There are many approaches to computing sample size. In public policy evaluation, for example, one is usually tented to check if there is statistical evidence on the impact of a intervention over a population of interest. This vignette is devoted to explain the issues that you commonly find when computing sample sizes.
Note the definition of power is related to testing an hypothesis testing process. For example, if you are interested in testing if a difference of proportions is statistically significant, then your null hypothesis may look as following:
Ho : P1 − P2 = 0 vs. Ha : P1 − P2 = D > 0
Where D, known as the null effect, is any value greater than zero. You must notice that this kind of test induces the following power function, defined as the probability of rejecting the null hypothesis. Second, you note that we should estimate P1 and P2 by using unbiased sampling estimators (e.g. Horvitz-Thompson, Hansen-Hurwitz, Calibration estimators, etc.), say P̂1 and P̂2, respectively. Third, in general, in the complex sample set-up, we can define the variance of P̂1 − P̂2 as
$$Var(\hat{P}_1 - \hat{P}_2) = \frac{DEFF}{n}\left(1-\frac{n}{N}\right)(P_1Q_1+P_2Q_2)$$
Where DEFF is defined to be the design effect that collects the inflation of variance due to complex sampling design. Usually the power function is noted as βD:
$$\begin{align*} \beta_D &\leq Pr\left(\dfrac{\hat{P}_1-\hat{P}_2}{\sqrt{\frac{DEFF}{n}\left(1-\frac{n}{N}\right)(P_1Q_1+P_2Q_2)}} > Z_{1-\alpha} \left | \right. P_1 -P_2 =D \right)\\ &= 1-\Phi\left(Z_{1-\alpha} - \dfrac{D}{\sqrt{\frac{DEFF}{n}\left(1-\frac{n}{N}\right)(P_1Q_1+P_2Q_2)}} \right) \end{align*} $$
After some algebra, we find that the minimum sample size to detect a null effect D, is
$$\begin{align} n \geq \dfrac{DEFF(P_1Q_1+P_2Q_2)}{\dfrac{D^2}{(Z_{1-\alpha}+Z_{\beta_D})^2}+\dfrac{DEFF(P_1Q_1+P_2Q_2)}{N}} \end{align}$$
###Some comments
##The ss4dpH
function
The ss4dpH
function may be used to plot a graphic that
gives an idea of how the definition of D affects the sample size. For
example, suppose that we draw a sample according to a complex design,
such that DEFF = 2,
for a finite population of N = 1000 units. This way, if we
define the null effect to be D = 3%, then we should have to draw
a sample of size n> 873 for
the probability of rejecting the null hypothesis to be 80% (default of
the power), with a confidence of 95% (default of the confidence). Notice
that as null effect increases, sample size decreases.
## [1] 873
##The b4dp
function
The b4dp
function may be used to plot a figure that
gives an idea of how the definition of the sample size n affects the power of the test. For
example, suppose that we draw a sample according to a complex design,
such that DEFF = 2,
for a finite population of N = 1000 units, a sample size of
n> 873, a null effect of
D = 3% and a confidence of
95%, then power of the test is β= 80.0228278%. Notice that as the
sample size decreases, power also decreases.

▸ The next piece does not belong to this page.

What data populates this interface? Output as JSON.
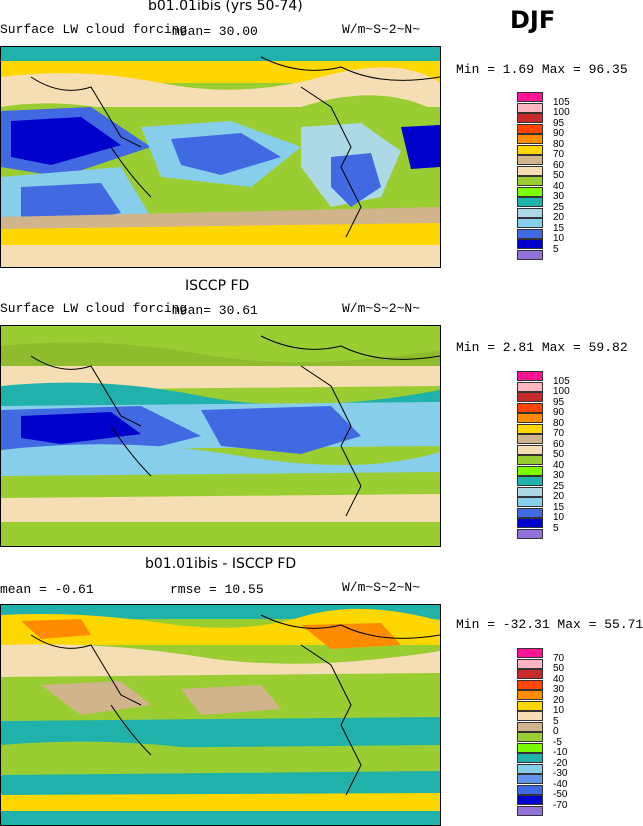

## With the parameters of this function: N = 1000 n = 873 P1 = 0.5 P2 = 0.5 D = 0.03 DEFF = 2 conf = 0.95 .
## The estimated power of the test is 80.02283 .
##
## $Power
## [1] 80.02283
You may have been fooled for some people telling you do not need a large sample size. The sample size is an issue that you have to pay a lot of attention. The conclusions of your study could have been misleaded because you draw a sample with no enough size. For example, from last figure, one may conclude that with a sample size close to 600, the power of the test is as low as 30%. That is simple unacceptable in social research.